Salalu took his oath of office before Chief Justice Cyprian Manmaw on Dec. 29, during a small ceremony in the governor's conference attended by Speaker Vincent Figir and other members of the legislature, cabinet members and staff.
Salalu served as lt. governor beginning in January 2019. He was Falan's running mate during the November 2018 gubernatorial election.
The swearing-in follows the recent removal from office of Falan by a second vote of the Yap State Legislature to approve Resolution 10-74 calling for his removal based on misfeasance and malfeasance.
The first vote on the resolution failed with a vote of 7 to 3 on Oct.19. The second vote resulted in a vote of 8 to 2 on Dec. 16. The following day, another resolution was passed announcing the office of governor vacant and requesting the chief justice to swear Salalu into office as governor.
Attorney Marstella Jack of Pohnpei represented Falan at the legislature’s closed-door hearing on Oct. 15 to “investigate” the charge against him.
She has filed a motion for a temporary restraining order with the FSM Supreme Court to invalidate Falan’s removal.

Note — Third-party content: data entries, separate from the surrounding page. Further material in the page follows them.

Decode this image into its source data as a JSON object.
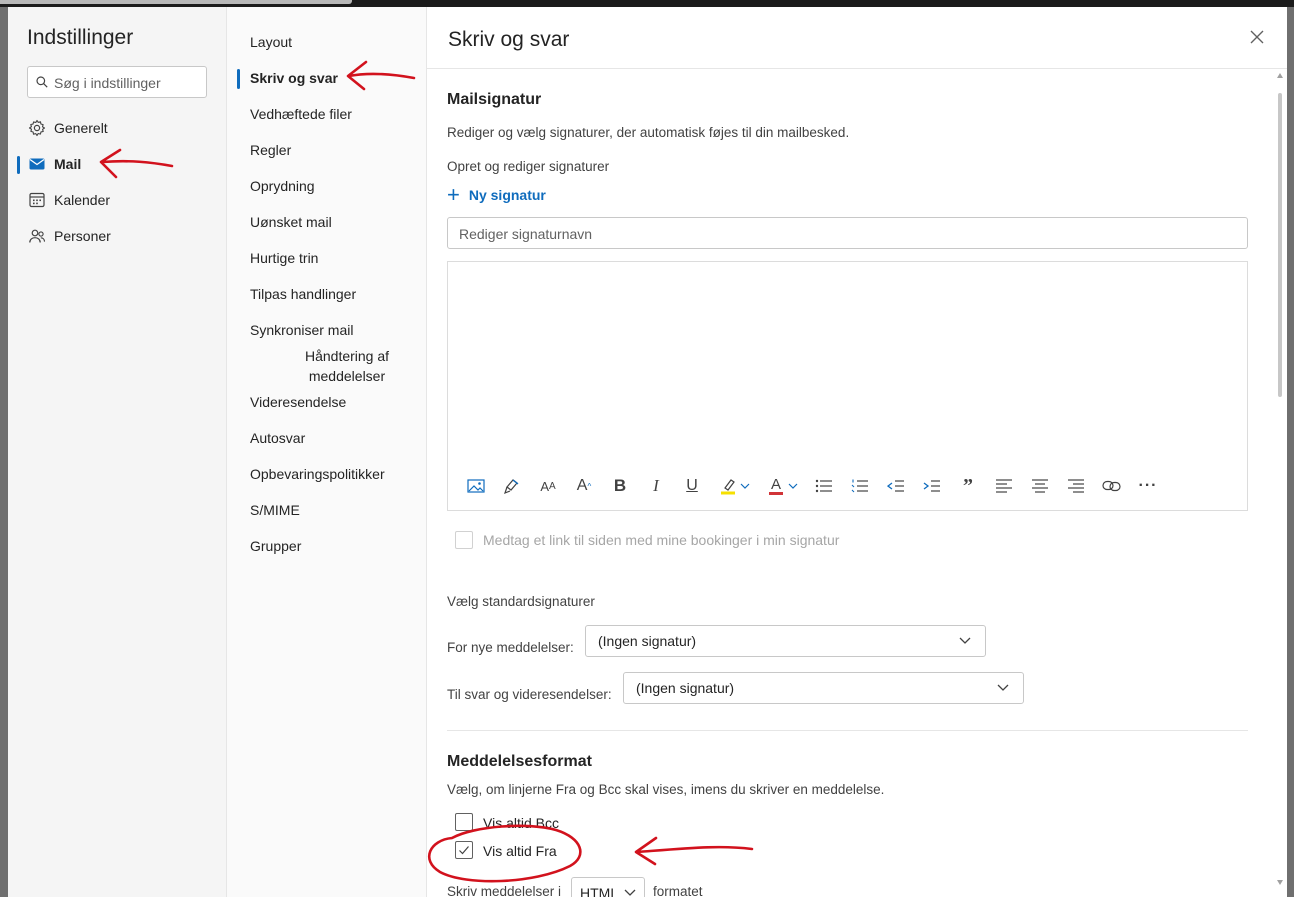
{
  "settings": {
    "title": "Indstillinger",
    "search_placeholder": "Søg i indstillinger",
    "categories": [
      {
        "label": "Generelt",
        "icon": "gear-icon"
      },
      {
        "label": "Mail",
        "icon": "mail-icon",
        "active": true
      },
      {
        "label": "Kalender",
        "icon": "calendar-icon"
      },
      {
        "label": "Personer",
        "icon": "people-icon"
      }
    ]
  },
  "submenu": {
    "items": [
      "Layout",
      "Skriv og svar",
      "Vedhæftede filer",
      "Regler",
      "Oprydning",
      "Uønsket mail",
      "Hurtige trin",
      "Tilpas handlinger",
      "Synkroniser mail",
      "Håndtering af meddelelser",
      "Videresendelse",
      "Autosvar",
      "Opbevaringspolitikker",
      "S/MIME",
      "Grupper"
    ],
    "active": "Skriv og svar"
  },
  "page": {
    "title": "Skriv og svar",
    "signature": {
      "heading": "Mailsignatur",
      "description": "Rediger og vælg signaturer, der automatisk føjes til din mailbesked.",
      "create_label": "Opret og rediger signaturer",
      "new_button": "Ny signatur",
      "name_placeholder": "Rediger signaturnavn",
      "bookings_checkbox": "Medtag et link til siden med mine bookinger i min signatur",
      "defaults_label": "Vælg standardsignaturer",
      "new_messages_label": "For nye meddelelser:",
      "new_messages_value": "(Ingen signatur)",
      "replies_label": "Til svar og videresendelser:",
      "replies_value": "(Ingen signatur)"
    },
    "format": {
      "heading": "Meddelelsesformat",
      "description": "Vælg, om linjerne Fra og Bcc skal vises, imens du skriver en meddelelse.",
      "bcc_label": "Vis altid Bcc",
      "bcc_checked": false,
      "from_label": "Vis altid Fra",
      "from_checked": true,
      "compose_prefix": "Skriv meddelelser i",
      "compose_value": "HTML",
      "compose_suffix": "formatet"
    }
  },
  "toolbar_icons": [
    "insert-picture-icon",
    "format-painter-icon",
    "font-size-icon",
    "grow-font-icon",
    "bold-icon",
    "italic-icon",
    "underline-icon",
    "highlight-icon",
    "font-color-icon",
    "bullets-icon",
    "numbering-icon",
    "decrease-indent-icon",
    "increase-indent-icon",
    "quote-icon",
    "align-left-icon",
    "align-center-icon",
    "align-right-icon",
    "link-icon",
    "more-options-icon"
  ],
  "colors": {
    "accent": "#0f6cbd",
    "annotation": "#d2121d",
    "highlight": "#f6e000",
    "font_color": "#d13438"
  }
}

An online petition calling for the rescinding of the resolution and reinstatement of Falan to the governor’s office was posted on Facebook on Dec. 22 by concerned citizens and has received more than 600 signatures as of this writing.
The petition is also being circulated on paper in Guam, Hawaii and Yap among Yap’s citizens.

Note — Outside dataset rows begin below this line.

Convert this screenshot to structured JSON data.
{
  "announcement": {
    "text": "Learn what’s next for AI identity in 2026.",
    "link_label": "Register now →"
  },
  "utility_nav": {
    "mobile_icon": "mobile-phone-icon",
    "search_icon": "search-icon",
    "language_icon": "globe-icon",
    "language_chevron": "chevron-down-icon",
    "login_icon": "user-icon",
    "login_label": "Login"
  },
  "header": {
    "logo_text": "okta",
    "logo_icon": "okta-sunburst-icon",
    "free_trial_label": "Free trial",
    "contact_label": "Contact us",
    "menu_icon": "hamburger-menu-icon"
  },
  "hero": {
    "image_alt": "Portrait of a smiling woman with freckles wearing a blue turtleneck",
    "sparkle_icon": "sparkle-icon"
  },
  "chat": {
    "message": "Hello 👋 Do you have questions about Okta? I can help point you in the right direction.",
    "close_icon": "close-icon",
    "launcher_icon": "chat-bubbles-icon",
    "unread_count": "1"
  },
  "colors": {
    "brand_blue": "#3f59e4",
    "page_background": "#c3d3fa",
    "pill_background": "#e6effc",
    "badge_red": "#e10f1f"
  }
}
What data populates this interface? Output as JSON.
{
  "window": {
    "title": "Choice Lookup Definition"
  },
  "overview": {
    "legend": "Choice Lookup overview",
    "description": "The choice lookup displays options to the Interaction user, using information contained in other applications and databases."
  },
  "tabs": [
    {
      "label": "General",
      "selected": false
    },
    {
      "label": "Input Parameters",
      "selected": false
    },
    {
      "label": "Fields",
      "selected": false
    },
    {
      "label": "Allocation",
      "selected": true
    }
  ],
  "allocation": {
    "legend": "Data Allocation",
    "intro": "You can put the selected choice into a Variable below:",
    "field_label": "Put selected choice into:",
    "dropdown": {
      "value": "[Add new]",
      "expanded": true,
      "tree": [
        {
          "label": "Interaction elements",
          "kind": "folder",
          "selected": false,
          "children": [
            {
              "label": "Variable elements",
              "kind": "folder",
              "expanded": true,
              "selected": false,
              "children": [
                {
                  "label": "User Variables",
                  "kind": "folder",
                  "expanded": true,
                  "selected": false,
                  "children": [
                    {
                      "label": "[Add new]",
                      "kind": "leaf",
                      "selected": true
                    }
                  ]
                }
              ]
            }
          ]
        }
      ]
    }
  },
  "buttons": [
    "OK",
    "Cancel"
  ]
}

The deadline for the petition is Jan. 7 after which it will be filed with Yap State Court for action and presented to the legislature.
The petition states: “The false accusation of malfeasance and misfeasance is the latest in a series of attempts to remove Gov. Falan from office.

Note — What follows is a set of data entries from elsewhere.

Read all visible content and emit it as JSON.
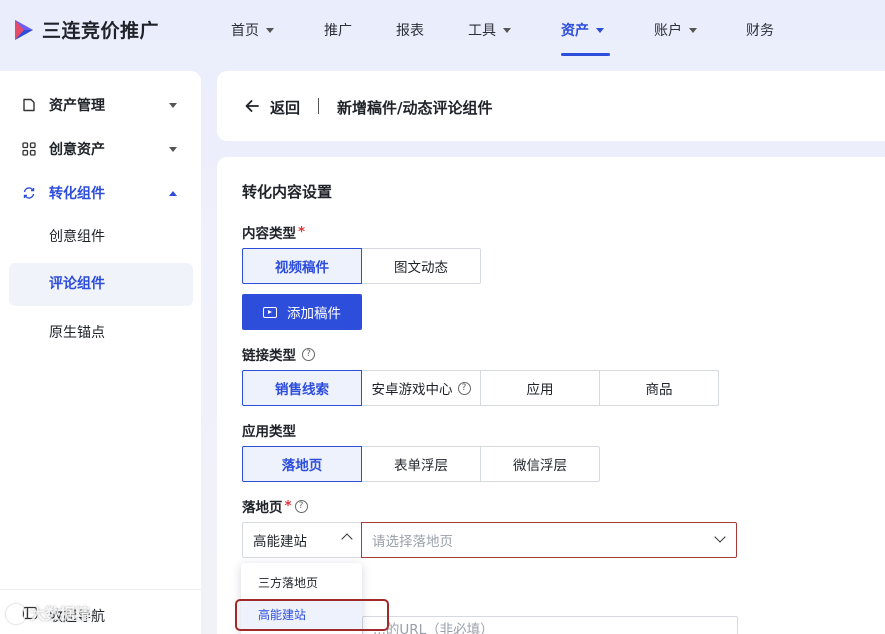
{
  "brand": {
    "name": "三连竞价推广"
  },
  "topnav": {
    "items": [
      {
        "label": "首页",
        "has_caret": true
      },
      {
        "label": "推广",
        "has_caret": false
      },
      {
        "label": "报表",
        "has_caret": false
      },
      {
        "label": "工具",
        "has_caret": true
      },
      {
        "label": "资产",
        "has_caret": true,
        "active": true
      },
      {
        "label": "账户",
        "has_caret": true
      },
      {
        "label": "财务",
        "has_caret": false
      }
    ]
  },
  "sidebar": {
    "groups": [
      {
        "label": "资产管理",
        "icon": "document-icon"
      },
      {
        "label": "创意资产",
        "icon": "grid-icon"
      },
      {
        "label": "转化组件",
        "icon": "refresh-icon",
        "open": true
      }
    ],
    "subitems": [
      {
        "label": "创意组件"
      },
      {
        "label": "评论组件",
        "active": true
      },
      {
        "label": "原生锚点"
      }
    ],
    "collapse_label": "收起导航"
  },
  "header": {
    "back_label": "返回",
    "title": "新增稿件/动态评论组件"
  },
  "form": {
    "section_title": "转化内容设置",
    "content_type": {
      "label": "内容类型",
      "options": [
        "视频稿件",
        "图文动态"
      ],
      "selected": "视频稿件"
    },
    "add_button_label": "添加稿件",
    "link_type": {
      "label": "链接类型",
      "options": [
        "销售线索",
        "安卓游戏中心",
        "应用",
        "商品"
      ],
      "selected": "销售线索"
    },
    "app_type": {
      "label": "应用类型",
      "options": [
        "落地页",
        "表单浮层",
        "微信浮层"
      ],
      "selected": "落地页"
    },
    "landing_page": {
      "label": "落地页",
      "source_value": "高能建站",
      "placeholder": "请选择落地页",
      "dropdown_options": [
        "三方落地页",
        "高能建站"
      ],
      "dropdown_selected": "高能建站"
    },
    "url_placeholder": "...的URL（非必填）"
  },
  "watermark": {
    "text": "大数据精"
  },
  "colors": {
    "accent": "#2d4ddb",
    "error": "#e0343a",
    "highlight": "#a02a2a"
  }
}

“Gov. Falan was fairly and legally elected to office in November 2018 by a majority of votes cast, and inaugurated into office in January 2019. He has served the Citizens of Yap with honesty and integrity.
“During that time, members of the legislature have endeavored to undermine his administration on multiple occasions by false and slanderous accusations; petitioning of the public (which failed); refusal to respond in a timely manner to requests for action by the Governor and his administration; and with derision when called before the Council of Pilung and mandated to work together on behalf of the People of Yap. They have also willfully withheld information from the public about their intentions and actions related to this and other matters.
The petition concludes, “We demand the immediate reinstatement of Henry S. Falan to the office of Governor of the State of Yap. If this is not done post haste, proceedings will be initiated to recall members of the Yap State Legislature from office.”
The outpouring of anger and dismay at the action of the legislature on social media is highly unusual for a culture that is not known to express personal opinions in an open forum, and where the chiefs historically tell voters who to cast their ballot for.
The 2018 election was considered unusual when many broke with the chiefs and voted for Falan and Salalu. A core issue during that election that has now broken through the cone of silence is focusing on those legislators, including Speaker Figir, who support Chinese development schemes, versus those like Falan who support the U.S.